Quelles conséquences sur l’avancée de l’Union de marché des capitaux ? Le plan d’action de l’initiative Capital Markets Union a pour ambition stratégique, à travers ses 20 mesures-clés, de repenser collectivement le fonctionnement des marchés de capitaux pour relancer le financement de l’économie en complément du canal bancaire qui continuera à jouer un rôle essentiel, bien que contraint. Elle vise à diversifier les sources de financement et la palette des instruments pour les entreprises et les projets à long terme.
À ce titre, cette initiative est liée au plan Juncker pour l’investissement en Europe dont le président de la Commission vient d’annoncer le doublement. Elle a aussi ouvert la porte à la révision du cadre réglementaire qui peut s’avérer contradictoire avec l’objectif général de financer la croissance. Ainsi, une de ses propositions est déjà opérationnelle pour réduire la charge de capital des assureurs : l’amendement apporté aux mesures d’exécution de Solvabilité II, entré en vigueur en mai de cette année, permettra d’améliorer le financement des investissements en infrastructures. Les enseignements tirés du call for evidence devraient se traduire par d’autres ajustements.

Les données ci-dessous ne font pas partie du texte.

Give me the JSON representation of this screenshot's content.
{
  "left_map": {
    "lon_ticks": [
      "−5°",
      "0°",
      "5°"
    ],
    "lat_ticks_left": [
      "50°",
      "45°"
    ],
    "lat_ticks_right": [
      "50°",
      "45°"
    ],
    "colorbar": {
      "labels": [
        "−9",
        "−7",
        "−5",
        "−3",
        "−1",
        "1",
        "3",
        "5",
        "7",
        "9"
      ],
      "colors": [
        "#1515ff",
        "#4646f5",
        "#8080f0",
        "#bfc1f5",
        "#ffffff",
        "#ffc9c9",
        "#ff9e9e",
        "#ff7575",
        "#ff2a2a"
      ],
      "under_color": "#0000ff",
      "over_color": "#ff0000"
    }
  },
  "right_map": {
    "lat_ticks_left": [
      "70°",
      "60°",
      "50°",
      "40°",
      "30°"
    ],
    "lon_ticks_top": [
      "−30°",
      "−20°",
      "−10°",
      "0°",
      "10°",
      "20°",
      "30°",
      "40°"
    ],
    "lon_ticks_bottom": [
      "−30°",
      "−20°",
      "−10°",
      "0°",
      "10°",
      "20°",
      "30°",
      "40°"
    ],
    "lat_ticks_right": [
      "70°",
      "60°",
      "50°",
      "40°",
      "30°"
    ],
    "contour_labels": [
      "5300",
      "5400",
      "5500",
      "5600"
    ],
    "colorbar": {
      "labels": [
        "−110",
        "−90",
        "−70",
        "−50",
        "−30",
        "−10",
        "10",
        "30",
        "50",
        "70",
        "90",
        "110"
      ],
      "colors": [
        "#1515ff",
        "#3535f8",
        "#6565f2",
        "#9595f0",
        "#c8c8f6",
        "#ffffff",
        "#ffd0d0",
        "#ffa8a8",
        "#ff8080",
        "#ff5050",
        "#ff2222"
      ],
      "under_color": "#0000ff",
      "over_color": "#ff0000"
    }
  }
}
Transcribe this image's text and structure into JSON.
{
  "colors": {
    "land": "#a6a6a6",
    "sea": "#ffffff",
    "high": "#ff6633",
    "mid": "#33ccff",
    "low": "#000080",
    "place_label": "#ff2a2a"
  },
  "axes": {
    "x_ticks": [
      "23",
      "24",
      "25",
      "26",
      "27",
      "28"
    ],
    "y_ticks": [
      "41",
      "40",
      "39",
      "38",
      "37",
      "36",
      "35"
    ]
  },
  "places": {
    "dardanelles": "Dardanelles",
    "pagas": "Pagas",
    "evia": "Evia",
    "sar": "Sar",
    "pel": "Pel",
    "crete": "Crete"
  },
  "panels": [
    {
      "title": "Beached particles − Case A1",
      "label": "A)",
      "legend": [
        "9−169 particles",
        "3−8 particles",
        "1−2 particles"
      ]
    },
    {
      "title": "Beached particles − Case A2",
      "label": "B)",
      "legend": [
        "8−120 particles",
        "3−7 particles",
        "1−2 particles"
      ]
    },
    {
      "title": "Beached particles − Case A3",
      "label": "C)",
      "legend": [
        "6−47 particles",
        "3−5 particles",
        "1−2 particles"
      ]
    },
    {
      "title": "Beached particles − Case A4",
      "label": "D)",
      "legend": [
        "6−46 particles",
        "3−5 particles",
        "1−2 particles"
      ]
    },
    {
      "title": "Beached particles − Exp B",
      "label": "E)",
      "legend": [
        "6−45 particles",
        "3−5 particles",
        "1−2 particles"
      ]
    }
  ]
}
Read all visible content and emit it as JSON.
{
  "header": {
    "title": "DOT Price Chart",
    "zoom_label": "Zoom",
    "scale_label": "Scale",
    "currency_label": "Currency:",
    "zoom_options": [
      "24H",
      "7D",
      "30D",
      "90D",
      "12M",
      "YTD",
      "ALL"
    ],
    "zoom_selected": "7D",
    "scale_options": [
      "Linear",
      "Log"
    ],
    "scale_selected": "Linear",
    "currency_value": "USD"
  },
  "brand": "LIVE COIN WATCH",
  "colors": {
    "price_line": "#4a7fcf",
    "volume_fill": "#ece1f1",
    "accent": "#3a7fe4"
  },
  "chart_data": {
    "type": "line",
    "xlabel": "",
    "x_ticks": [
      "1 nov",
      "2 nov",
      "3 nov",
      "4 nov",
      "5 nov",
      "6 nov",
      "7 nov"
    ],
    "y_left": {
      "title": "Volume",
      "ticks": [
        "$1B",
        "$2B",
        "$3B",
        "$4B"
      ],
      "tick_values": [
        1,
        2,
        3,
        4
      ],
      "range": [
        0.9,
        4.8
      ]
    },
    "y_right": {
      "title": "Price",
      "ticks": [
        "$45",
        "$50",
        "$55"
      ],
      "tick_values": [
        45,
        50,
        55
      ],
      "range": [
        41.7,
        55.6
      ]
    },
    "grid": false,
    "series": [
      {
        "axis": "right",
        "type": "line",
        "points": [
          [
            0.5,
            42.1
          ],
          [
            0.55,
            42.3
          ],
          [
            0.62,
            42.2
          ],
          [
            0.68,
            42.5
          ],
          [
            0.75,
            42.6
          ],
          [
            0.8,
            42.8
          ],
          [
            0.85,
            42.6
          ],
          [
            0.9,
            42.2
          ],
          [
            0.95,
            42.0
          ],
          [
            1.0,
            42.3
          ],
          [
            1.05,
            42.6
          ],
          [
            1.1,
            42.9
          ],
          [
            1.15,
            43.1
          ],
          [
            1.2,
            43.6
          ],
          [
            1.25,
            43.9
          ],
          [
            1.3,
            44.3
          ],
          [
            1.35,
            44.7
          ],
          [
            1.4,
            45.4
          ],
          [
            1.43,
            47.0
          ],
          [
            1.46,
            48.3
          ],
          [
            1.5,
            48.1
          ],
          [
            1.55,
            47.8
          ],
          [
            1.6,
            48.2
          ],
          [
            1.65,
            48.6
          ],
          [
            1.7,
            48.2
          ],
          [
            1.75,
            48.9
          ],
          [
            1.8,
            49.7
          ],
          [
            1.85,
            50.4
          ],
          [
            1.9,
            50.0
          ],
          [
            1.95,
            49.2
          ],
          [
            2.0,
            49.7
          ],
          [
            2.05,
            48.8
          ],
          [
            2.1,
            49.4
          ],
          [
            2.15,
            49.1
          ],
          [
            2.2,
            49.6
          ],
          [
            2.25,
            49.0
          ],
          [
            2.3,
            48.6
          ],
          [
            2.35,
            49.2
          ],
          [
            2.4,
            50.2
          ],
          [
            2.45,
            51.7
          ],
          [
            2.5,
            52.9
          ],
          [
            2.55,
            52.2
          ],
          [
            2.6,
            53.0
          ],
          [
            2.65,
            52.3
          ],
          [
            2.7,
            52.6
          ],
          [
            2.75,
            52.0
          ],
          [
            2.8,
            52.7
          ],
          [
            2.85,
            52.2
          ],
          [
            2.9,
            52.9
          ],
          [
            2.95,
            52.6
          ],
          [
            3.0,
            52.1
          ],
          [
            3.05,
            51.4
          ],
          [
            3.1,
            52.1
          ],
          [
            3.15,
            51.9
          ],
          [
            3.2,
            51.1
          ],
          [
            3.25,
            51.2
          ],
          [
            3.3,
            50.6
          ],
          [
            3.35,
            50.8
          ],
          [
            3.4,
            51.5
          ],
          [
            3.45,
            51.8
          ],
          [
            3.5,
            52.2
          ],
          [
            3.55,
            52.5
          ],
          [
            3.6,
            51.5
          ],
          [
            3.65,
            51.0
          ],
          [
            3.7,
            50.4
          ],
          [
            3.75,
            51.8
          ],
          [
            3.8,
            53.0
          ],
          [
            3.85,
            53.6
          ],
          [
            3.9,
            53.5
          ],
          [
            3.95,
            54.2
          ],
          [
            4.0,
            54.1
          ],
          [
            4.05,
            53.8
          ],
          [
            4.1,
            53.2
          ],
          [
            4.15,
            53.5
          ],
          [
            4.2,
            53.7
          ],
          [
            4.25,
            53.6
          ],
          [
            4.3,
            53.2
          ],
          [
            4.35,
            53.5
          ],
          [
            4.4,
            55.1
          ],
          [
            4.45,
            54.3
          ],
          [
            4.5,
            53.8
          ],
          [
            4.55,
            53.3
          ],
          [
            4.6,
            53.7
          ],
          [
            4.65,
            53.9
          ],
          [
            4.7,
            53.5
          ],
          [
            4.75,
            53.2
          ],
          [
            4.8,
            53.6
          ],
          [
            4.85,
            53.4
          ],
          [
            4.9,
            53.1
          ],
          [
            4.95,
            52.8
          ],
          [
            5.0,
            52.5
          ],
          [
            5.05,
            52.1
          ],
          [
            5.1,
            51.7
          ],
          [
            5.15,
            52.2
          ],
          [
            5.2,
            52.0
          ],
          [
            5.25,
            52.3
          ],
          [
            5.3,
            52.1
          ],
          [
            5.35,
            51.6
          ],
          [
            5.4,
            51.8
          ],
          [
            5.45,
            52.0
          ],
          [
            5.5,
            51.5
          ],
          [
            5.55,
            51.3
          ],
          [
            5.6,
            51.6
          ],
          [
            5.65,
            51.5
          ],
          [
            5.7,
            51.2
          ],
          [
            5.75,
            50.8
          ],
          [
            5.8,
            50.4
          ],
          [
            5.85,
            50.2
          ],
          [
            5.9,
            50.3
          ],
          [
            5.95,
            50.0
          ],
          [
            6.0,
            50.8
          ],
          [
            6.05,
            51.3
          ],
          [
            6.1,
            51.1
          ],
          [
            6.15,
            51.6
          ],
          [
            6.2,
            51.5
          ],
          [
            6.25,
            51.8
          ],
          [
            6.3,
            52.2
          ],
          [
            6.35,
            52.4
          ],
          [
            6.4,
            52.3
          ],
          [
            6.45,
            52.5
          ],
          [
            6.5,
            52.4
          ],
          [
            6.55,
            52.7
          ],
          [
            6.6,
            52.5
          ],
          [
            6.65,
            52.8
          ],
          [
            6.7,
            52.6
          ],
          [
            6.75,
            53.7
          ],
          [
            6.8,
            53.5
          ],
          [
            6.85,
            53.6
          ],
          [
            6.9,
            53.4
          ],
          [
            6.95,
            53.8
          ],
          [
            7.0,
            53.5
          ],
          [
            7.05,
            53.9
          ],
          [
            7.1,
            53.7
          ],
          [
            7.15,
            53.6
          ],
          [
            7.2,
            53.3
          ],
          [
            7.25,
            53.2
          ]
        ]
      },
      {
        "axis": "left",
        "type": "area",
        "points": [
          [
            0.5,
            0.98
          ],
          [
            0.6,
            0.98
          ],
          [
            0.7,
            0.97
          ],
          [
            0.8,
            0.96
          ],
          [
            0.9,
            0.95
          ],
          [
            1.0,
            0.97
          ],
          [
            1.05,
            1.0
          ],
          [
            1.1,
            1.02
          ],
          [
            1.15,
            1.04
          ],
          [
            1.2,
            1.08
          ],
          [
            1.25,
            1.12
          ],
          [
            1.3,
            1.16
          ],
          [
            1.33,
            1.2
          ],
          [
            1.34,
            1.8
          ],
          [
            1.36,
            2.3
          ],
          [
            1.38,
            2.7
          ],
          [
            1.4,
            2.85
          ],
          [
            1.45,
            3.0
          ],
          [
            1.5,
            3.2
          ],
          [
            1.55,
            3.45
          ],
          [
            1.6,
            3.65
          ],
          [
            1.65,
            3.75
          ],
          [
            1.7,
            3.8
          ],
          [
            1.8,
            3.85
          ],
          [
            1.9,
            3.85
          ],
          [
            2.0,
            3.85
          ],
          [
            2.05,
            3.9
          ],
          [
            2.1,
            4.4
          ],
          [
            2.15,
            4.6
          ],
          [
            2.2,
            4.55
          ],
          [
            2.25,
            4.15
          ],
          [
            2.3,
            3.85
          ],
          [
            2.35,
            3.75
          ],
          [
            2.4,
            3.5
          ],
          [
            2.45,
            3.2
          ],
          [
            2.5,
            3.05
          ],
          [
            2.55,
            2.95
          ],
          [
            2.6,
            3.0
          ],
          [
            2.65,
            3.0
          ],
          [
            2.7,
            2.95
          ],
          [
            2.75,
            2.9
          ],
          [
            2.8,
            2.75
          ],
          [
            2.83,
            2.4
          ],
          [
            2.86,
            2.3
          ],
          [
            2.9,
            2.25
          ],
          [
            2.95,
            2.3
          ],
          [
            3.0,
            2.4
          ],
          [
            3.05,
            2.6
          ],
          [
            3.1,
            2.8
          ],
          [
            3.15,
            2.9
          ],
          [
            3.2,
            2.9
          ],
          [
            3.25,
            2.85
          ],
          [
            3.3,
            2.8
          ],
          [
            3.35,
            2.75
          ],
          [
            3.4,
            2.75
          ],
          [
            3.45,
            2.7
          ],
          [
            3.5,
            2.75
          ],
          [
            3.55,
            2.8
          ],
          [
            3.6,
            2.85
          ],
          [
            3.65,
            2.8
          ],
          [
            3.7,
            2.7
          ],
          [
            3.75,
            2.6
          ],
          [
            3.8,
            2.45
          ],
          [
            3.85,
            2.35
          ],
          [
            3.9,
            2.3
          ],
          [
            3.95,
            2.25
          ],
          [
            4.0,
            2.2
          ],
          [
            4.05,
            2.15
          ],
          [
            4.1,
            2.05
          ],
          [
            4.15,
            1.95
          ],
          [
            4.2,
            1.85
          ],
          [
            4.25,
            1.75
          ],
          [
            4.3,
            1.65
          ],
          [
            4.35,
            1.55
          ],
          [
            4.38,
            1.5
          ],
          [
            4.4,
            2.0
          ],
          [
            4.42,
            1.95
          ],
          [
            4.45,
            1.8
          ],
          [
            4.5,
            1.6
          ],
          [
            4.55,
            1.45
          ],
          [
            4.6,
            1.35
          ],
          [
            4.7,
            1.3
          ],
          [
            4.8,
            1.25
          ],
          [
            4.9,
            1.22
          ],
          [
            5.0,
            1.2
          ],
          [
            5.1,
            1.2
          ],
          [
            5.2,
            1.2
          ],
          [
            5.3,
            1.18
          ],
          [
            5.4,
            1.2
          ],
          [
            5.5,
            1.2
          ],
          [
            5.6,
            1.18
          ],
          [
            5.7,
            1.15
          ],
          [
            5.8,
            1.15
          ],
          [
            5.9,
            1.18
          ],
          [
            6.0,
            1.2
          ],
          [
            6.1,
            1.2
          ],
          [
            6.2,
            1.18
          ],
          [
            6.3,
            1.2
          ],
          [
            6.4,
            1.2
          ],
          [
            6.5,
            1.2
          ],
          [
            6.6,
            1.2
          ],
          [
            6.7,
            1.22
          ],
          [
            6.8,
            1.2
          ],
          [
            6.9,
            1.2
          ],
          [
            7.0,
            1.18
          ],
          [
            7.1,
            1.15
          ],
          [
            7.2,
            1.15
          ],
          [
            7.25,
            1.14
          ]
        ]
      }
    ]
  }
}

L’Europe a plus à gagner de la CMU que la City, déjà dotée d’un immense marché des services financiers. Elle doit structurer sa stratégie en identifiant les meilleures pratiques, en aidant les États membres les plus petits à organiser un marché des capitaux. Beaucoup a été fait dans la première étape : proposition de revitalisation de la titrisation, révision de la directive Prospectus, nouvelles règles pour stimuler les investissements dans le capital-risque. Mais ces propositions législatives avancent trop lentement, et les divergences nationales en termes de fiscalité, d’harmonisation du droit des faillites, de protection des investisseurs restent fortes.
Pour l’Europe à 27, l’objectif est maintenant d’activer l’intégration transfrontière, d’encourager le développement des marchés de capitaux nationaux et régionaux à l’échelle d’un continent et d’accélérer toutes les composantes pour consolider l’émergence d’un écosystème diversifié de financement de l’économie. Le temps presse car il ne faudrait pas que Londres s’engage dans une course au moins-disant réglementaire pour assurer sa compétitivité. Les places financières continentales doivent se mobiliser pour accélérer l’Europe financière et combattre la fragmentation nuisible au marché intérieur. Reste que recréer l’alchimie londonienne en termes d’infrastructures, de culture et d’environnement juridique prendra du temps.